"It was a precaution against anyone saying the Mafia got the president elected," says Mastrosimone, "and it worked."
All About Hubris
"What do you call someone who asks a favor like that and then tries to screw the Mafia?" says Mastrosimone. "Are they idiots? The Kennedys are not idiots. It's about hubris."
"Ride the Tiger" characterizes JFK as being "undisciplined, out-of-control and an adrenaline freak," says the playwright. In the play's first scene Joe Kennedy, a formidable planner who envisions a 100-year dynasty for his sons and their offspring, warns his son about his problem.
"The Kennedys cut Frank out, too," says Mastrosimone, "and that infuriated Sam who felt like he looked like a fool in front of his people — and foolish means weak and that means there's danger to his own life from his own people.
"Sam said to Frank: 'Joe knows who I am but his kids think I'm the Boy Scouts. They don't appreciate that I am a powerful man.' The last thing he said to Frank was, 'We're going to show those two brothers how the Boy Scouts keep score."
JFK was killed in 1963; his brother Robert in 1968, though Mastrosimone says the mob link to RFK's assassination is not strong. Giancana's relationship with the CIA — he was involved since the late '50s in plots to kill Cuba's Fidel Castro — has fueled a conspiracy theory about the presidential assassination.
That theory was bolstered beginning in January, 1975, when a senate committee was created, headed by U.S. Sen. Frank Church, a Democrat from Idaho, to investigate CIA and Mafia ties.
Prior to testifying, Giancana was killed June 19, 1975, in his Chicago home, from gun shots to the back of his head and in the mouth — the latter seen as a warning against talking.
Mastrosimone believes that Giancana knew his killer because the table was set for two and sausages and peppers were simmering on the stove. The writer is not sure whether the murder was a mob hit or done by the CIA.
Mastrosimone remembers a telling transcript of a wiretap at a restaurant where Giancana and another mobster were meeting. When the other mobster, who was just indicted, asked him what to do, Sam pointed to a stuffed marlin hanging on the wall. 'You see that fish up there? The only way it got caught was when it opened its [expletive] mouth.'
Power of Beauty
And as for party girl Exner who linked Kennedy and Giancana?

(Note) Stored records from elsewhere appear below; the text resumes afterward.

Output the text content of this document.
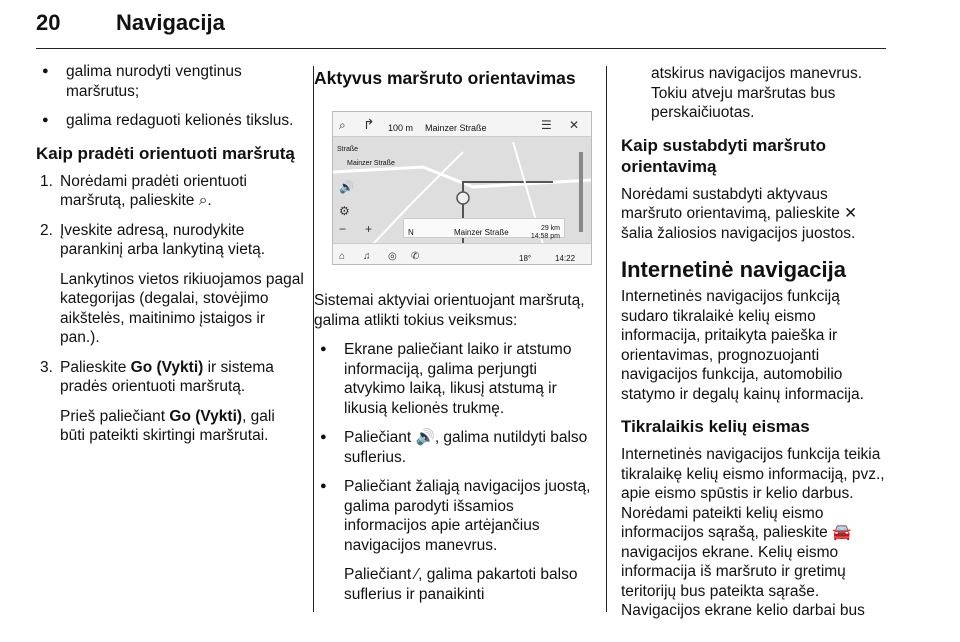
20	Navigacija

● galima nurodyti vengtinus maršrutus;

● galima redaguoti kelionės tikslus.

Kaip pradėti orientuoti maršrutą

1. Norėdami pradėti orientuoti maršrutą, palieskite ⌕.

2. Įveskite adresą, nurodykite parankinį arba lankytiną vietą.

Lankytinos vietos rikiuojamos pagal kategorijas (degalai, stovėjimo aikštelės, maitinimo įstaigos ir pan.).

3. Palieskite Go (Vykti) ir sistema pradės orientuoti maršrutą.

Prieš paliečiant Go (Vykti), gali būti pateikti skirtingi maršrutai.

Aktyvus maršruto orientavimas

⌕ ↱ 100 m Mainzer Straße	☰ ✕
Straße
Mainzer Straße
🔊
⚙
− +	N	Mainzer Straße	29 km
14:58 pm
⌂ ♫ ◎ ✆	18°	14:22

Sistemai aktyviai orientuojant maršrutą, galima atlikti tokius veiksmus:

● Ekrane paliečiant laiko ir atstumo informaciją, galima perjungti atvykimo laiką, likusį atstumą ir likusią kelionės trukmę.

● Paliečiant 🔊, galima nutildyti balso suflerius.

● Paliečiant žaliąją navigacijos juostą, galima parodyti išsamios informacijos apie artėjančius navigacijos manevrus.

Paliečiant ⁄, galima pakartoti balso suflerius ir panaikinti

atskirus navigacijos manevrus. Tokiu atveju maršrutas bus perskaičiuotas.

Kaip sustabdyti maršruto orientavimą

Norėdami sustabdyti aktyvaus maršruto orientavimą, palieskite ✕ šalia žaliosios navigacijos juostos.

Internetinė navigacija

Internetinės navigacijos funkciją sudaro tikralaikė kelių eismo informacija, pritaikyta paieška ir orientavimas, prognozuojanti navigacijos funkcija, automobilio statymo ir degalų kainų informacija.

Tikralaikis kelių eismas

Internetinės navigacijos funkcija teikia tikralaikę kelių eismo informaciją, pvz., apie eismo spūstis ir kelio darbus. Norėdami pateikti kelių eismo informacijos sąrašą, palieskite 🚘 navigacijos ekrane. Kelių eismo informacija iš maršruto ir gretimų teritorijų bus pateikta sąraše. Navigacijos ekrane kelio darbai bus
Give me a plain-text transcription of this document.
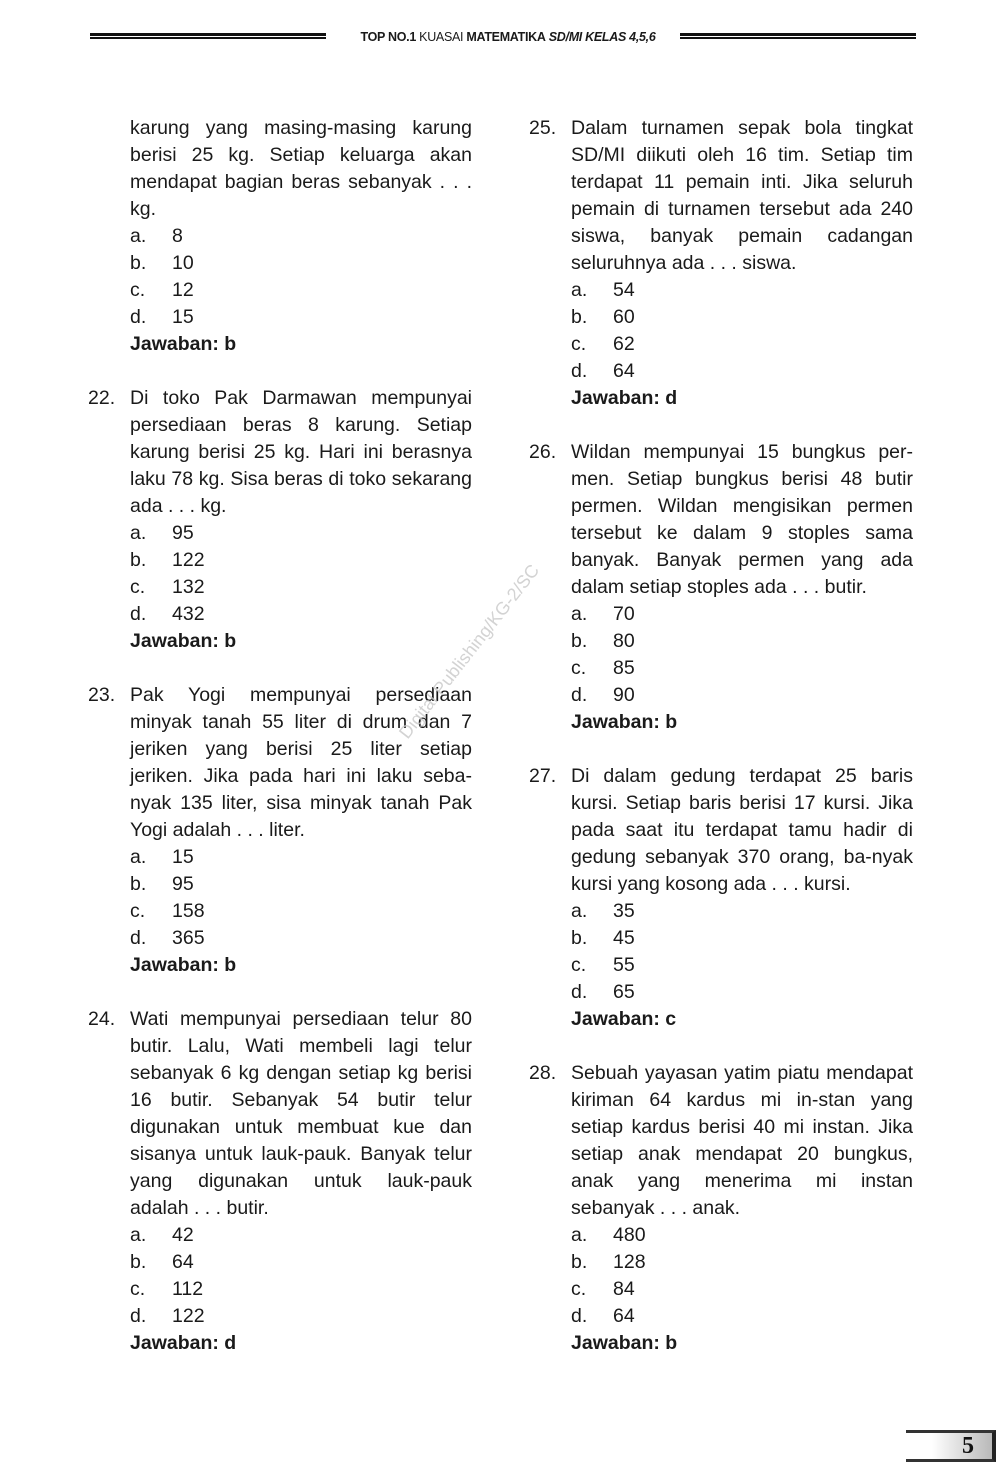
TOP NO.1 KUASAI MATEMATIKA SD/MI KELAS 4,5,6
karung yang masing-masing karung berisi 25 kg. Setiap keluarga akan mendapat bagian beras sebanyak . . . kg.
a.	8
b.	10
c.	12
d.	15
Jawaban: b
22. Di toko Pak Darmawan mempunyai persediaan beras 8 karung. Setiap karung berisi 25 kg. Hari ini berasnya laku 78 kg. Sisa beras di toko sekarang ada . . . kg.
a.	95
b.	122
c.	132
d.	432
Jawaban: b
23. Pak Yogi mempunyai persediaan minyak tanah 55 liter di drum dan 7 jeriken yang berisi 25 liter setiap jeriken. Jika pada hari ini laku seba-nyak 135 liter, sisa minyak tanah Pak Yogi adalah . . . liter.
a.	15
b.	95
c.	158
d.	365
Jawaban: b
24. Wati mempunyai persediaan telur 80 butir. Lalu, Wati membeli lagi telur sebanyak 6 kg dengan setiap kg berisi 16 butir. Sebanyak 54 butir telur digunakan untuk membuat kue dan sisanya untuk lauk-pauk. Banyak telur yang digunakan untuk lauk-pauk adalah . . . butir.
a.	42
b.	64
c.	112
d.	122
Jawaban: d
25. Dalam turnamen sepak bola tingkat SD/MI diikuti oleh 16 tim. Setiap tim terdapat 11 pemain inti. Jika seluruh pemain di turnamen tersebut ada 240 siswa, banyak pemain cadangan seluruhnya ada . . . siswa.
a.	54
b.	60
c.	62
d.	64
Jawaban: d
26. Wildan mempunyai 15 bungkus per-men. Setiap bungkus berisi 48 butir permen. Wildan mengisikan permen tersebut ke dalam 9 stoples sama banyak. Banyak permen yang ada dalam setiap stoples ada . . . butir.
a.	70
b.	80
c.	85
d.	90
Jawaban: b
27. Di dalam gedung terdapat 25 baris kursi. Setiap baris berisi 17 kursi. Jika pada saat itu terdapat tamu hadir di gedung sebanyak 370 orang, ba-nyak kursi yang kosong ada . . . kursi.
a.	35
b.	45
c.	55
d.	65
Jawaban: c
28. Sebuah yayasan yatim piatu mendapat kiriman 64 kardus mi in-stan yang setiap kardus berisi 40 mi instan. Jika setiap anak mendapat 20 bungkus, anak yang menerima mi instan sebanyak . . . anak.
a.	480
b.	128
c.	84
d.	64
Jawaban: b
Digital Publishing/KG-2/SC
5
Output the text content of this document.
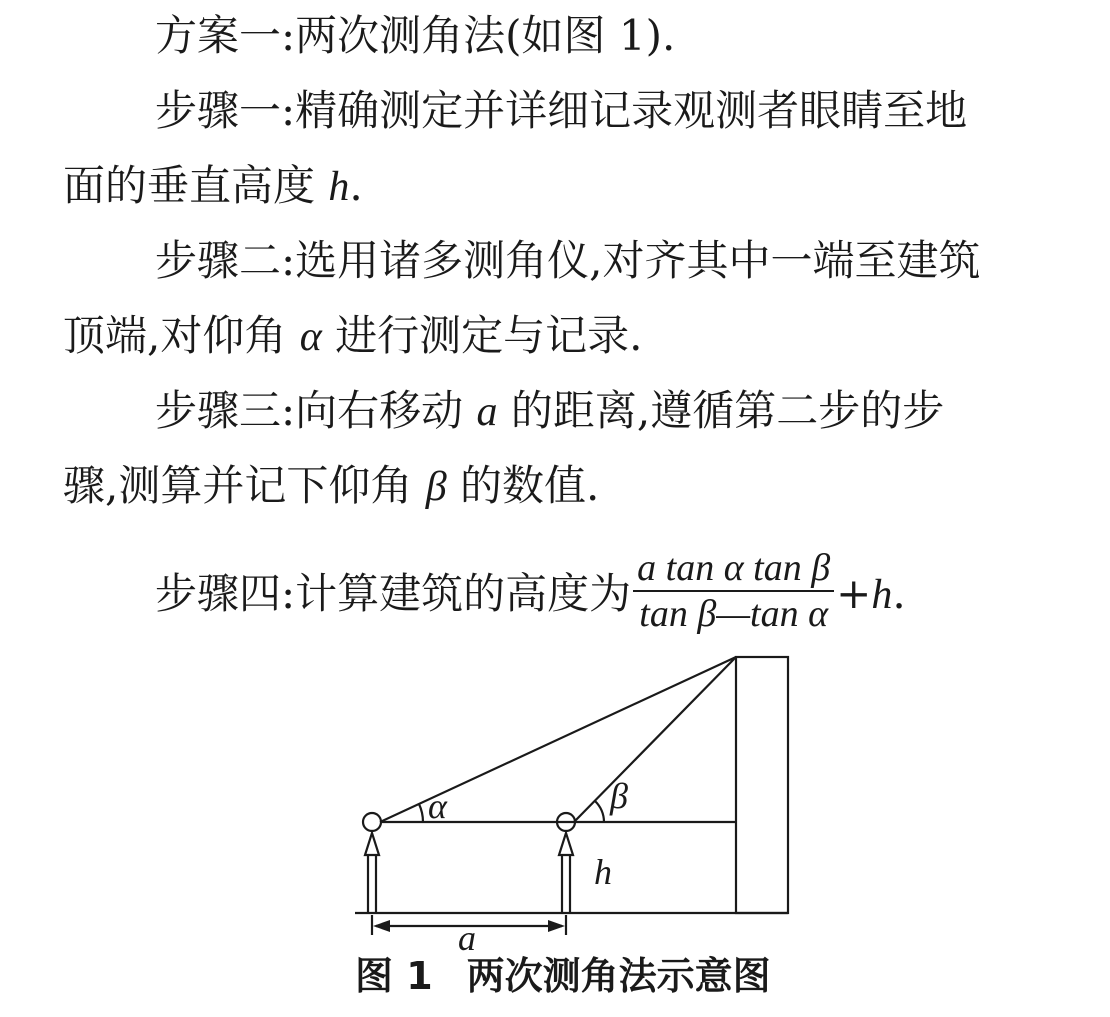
方案一:两次测角法(如图 1).
步骤一:精确测定并详细记录观测者眼睛至地
面的垂直高度 h.
步骤二:选用诸多测角仪,对齐其中一端至建筑
顶端,对仰角 α 进行测定与记录.
步骤三:向右移动 a 的距离,遵循第二步的步
骤,测算并记下仰角 β 的数值.
步骤四:计算建筑的高度为 $\frac{\text{a tan α tan β}}{\text{tan β—tan α}} +h$.
α	β
h
a
图 1 两次测角法示意图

Compared to the other characters, "she looks like an ant next to giants," he says. "But her power was that of the Geisha Girl — the power of beauty, being subservient and possessing the ability to stop a man in his tracks with a glance. She understood that powerful men don't want powerful mistresses. They want malleable people.
"But there are things that she wants. She believes that Jack loves her and she has a future. She believes she can be First Lady, though she never says that. Still, she fights for that in her own way."
Exner wrote her own memoir in 1977 entitled, "My Story."
"I don't buy her version at all," says Mastrosimone. "It's laughable. I think she wrote that book after Sam was murdered to tell the Mafia, 'Look, I have a chance to spill the beans and I'm not going to do it. In fact, I'm going to entertain you with all this [b.s.] and lie and you will see you have nothing to fear from me.' I believe she was truly fearful for her life." Exner died in 1999 at the age of 65. Joseph Kennedy suffered a stroke in 1961 and died in 1969, living long enough to see two sons assassinated. Sinatra died in 1998 at the age of 82.
Though Mastrosimone thought Exner's version was a protective concoction he believes the behind-the-scenes story Sinatra told him for two reasons.
"When we talked about JFK his eyes welled up. He was still smarting from the betrayal 25 years later. But there was an even greater reason why I believed him. The story he told made him look bad. That tough Sinatra of popular propaganda is not in this play. In this play he gets pushed around. He's humiliated. So why would he tell this story? Because he wanted the truth to be told."
Does Mastrosimone have any fear of retribution for telling this story?
"It would look good on my resume if I ended up like Johnny Roselli in a 50-gallon drum filled with cement," he says with a small smile of the mobster known as "Handsome Johnny," a friend of Sinatra's who was called twice to Church's committee. "But the mentality of the mob has changed. They would be proud of this."
And finally, the meaning of the title of the play?
Mastrosimone says it came from Kennedy's inaugural address in which he warned countries who were gravitating toward Communism.
"Once you are riding the tiger," says Mastrosimone, paraphrasing Kennedy, "the problem comes in the dismounting."